No Spoiler Summary (Goodreads):
For readers of The Wolf Den and Kaikeyi comes the thrilling tale of the forgotten daughter of a legendary Egyptian pharaoh and the path she must take to escape her own dangerous fate. There are many paths to power. They all come with a price. Neferura, princess and high priestess of Kemet, knows her duty is to her people. When your mother is the great Pharaoh, it is hard to forget. But Neferura's unique position at court comes with high stakes for her country, especially when she's forced to serve her vile half-brother, a man determined to stop Neferura's potential rise. Peace, it seems, never lasts for women who wield power in the open. Especially when they cross a vengeful man. When Neferura overhears Thutmose's plot to end her mother's rule, she knows he must be stopped, no matter the cost. The discovery of a mysterious tattooed wisewoman and her shadowy network of spies offers an uneasy alliance. But the wisewoman wields more power than Neferura knew possible -- power with the potential to rival her own. Neferura must decide where her loyalties lie and how much she's willing to sacrifice to protect the people she loves before everything crumbles at the hands of a tyrant.
Review:
The second I saw that this book was being compared to Kaikeyi I knew I had to get it. I, in retrospect, really with I hadn't. This book is not anything like Kaikeyi- the characters are flat, the novel reads like a YA Egyptian mythology novel, and the third act pacts so much into it you get dizzy.

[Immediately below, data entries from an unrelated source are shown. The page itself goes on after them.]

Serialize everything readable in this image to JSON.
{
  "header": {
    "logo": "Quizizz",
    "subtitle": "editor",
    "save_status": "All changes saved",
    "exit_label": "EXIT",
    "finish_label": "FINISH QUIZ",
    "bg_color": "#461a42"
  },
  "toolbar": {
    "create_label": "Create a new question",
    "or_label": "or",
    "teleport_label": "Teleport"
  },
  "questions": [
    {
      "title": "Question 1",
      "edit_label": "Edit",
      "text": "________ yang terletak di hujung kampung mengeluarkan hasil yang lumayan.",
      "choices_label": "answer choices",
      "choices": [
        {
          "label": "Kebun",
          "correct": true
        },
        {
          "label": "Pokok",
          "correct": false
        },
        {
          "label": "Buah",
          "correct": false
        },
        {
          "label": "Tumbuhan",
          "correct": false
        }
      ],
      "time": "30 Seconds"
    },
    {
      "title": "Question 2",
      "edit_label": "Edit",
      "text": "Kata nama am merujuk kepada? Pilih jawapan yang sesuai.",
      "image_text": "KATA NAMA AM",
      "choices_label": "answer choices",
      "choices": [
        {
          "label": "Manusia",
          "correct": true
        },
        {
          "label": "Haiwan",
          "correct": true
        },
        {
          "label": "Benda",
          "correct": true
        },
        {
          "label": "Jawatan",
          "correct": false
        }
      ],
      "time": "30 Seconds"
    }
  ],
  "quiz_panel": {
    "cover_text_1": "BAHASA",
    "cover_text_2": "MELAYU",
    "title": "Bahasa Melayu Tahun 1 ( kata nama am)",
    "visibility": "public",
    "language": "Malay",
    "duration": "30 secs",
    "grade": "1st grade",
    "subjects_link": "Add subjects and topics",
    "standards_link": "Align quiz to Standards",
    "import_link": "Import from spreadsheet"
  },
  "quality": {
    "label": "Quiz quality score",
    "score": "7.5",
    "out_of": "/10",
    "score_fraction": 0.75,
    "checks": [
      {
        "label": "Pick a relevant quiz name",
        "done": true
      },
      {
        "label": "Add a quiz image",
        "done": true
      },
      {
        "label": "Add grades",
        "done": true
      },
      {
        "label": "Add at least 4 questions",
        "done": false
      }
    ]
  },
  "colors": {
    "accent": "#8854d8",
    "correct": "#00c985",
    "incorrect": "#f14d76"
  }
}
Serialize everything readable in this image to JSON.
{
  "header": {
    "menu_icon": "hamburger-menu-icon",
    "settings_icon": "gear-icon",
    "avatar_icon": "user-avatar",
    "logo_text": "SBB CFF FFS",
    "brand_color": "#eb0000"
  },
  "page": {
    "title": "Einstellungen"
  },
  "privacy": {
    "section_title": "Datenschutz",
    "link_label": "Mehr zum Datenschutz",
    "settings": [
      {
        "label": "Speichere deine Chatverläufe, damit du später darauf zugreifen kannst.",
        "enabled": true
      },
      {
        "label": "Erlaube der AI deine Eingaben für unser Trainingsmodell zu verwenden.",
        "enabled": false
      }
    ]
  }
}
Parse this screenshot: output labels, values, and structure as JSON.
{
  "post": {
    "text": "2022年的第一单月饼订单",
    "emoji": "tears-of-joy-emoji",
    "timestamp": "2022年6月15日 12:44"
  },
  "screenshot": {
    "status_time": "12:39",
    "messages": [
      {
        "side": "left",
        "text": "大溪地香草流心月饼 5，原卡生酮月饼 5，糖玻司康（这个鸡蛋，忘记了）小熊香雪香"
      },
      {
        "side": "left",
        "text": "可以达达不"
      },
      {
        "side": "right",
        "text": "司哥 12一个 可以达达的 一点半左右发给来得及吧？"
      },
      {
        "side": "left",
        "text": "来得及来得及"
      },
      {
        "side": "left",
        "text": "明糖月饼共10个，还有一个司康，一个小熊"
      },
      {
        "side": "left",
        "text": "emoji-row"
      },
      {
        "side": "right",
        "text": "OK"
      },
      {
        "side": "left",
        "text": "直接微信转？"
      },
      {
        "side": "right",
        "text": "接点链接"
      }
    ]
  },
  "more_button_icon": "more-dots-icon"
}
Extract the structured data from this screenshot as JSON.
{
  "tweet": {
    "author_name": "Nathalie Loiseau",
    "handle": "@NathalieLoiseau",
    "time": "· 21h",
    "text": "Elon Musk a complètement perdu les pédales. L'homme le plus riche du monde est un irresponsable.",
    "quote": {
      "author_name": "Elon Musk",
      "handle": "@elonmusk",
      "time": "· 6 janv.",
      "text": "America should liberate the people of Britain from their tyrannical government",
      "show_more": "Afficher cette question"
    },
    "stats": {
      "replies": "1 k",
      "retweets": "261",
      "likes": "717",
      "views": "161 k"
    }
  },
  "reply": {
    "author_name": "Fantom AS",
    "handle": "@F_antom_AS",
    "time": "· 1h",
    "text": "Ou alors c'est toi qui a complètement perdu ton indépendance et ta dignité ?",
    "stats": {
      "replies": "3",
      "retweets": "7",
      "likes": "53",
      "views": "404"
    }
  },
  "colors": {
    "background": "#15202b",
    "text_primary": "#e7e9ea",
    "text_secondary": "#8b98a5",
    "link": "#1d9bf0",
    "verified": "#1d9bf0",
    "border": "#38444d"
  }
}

Neferera had a lot of promise, and I really do feel like I was transported to Ancient Egypt. The smells, the colors, the fabrics, everything felt like a movie in my mind. I could feel the hustle and bustle of the market, of the maids in the Palace, of a comb running through my hair. I couldn't wait to get deeper and more immersed into such a beautiful and scary world. However, Neferera herself was so childlike, and flat that I couldn't find it in me to care about her journey. The plot moved at a snails pace, predictably, and then crammed an ending into the third act. At this point I was so far removed from what happened I was wishing I had DNFd a while back and saved myself the time.
I respect the author being an expert in Egyptian mythology, but I feel like this killed the pacing of the book. I also don't get why this was labelled as fantasy? I see this in a lot of other reviews for this novel as well- there really isn't anything in this to make this book a Fantasy novel except for a 'seeing' woman, Hathor, who is sort of like a Holy Woman for the palace.
In the end, I wish we had gotten more of some of the side characters, or dual POV's- I think these could have saved the book a bit more, and I would have been more interested to get away from Neferura because I felt that she was absolutely insufferable.
Recommendation:
Kaikeyi by Vaishnavi Patel (to see what could have been)
Ariadne by Jennifer Saint
The Queen of the Damned by Anne Rice
What the River Knows by Isabel Ibanez
"In the end, everyone’s heart will be weighed."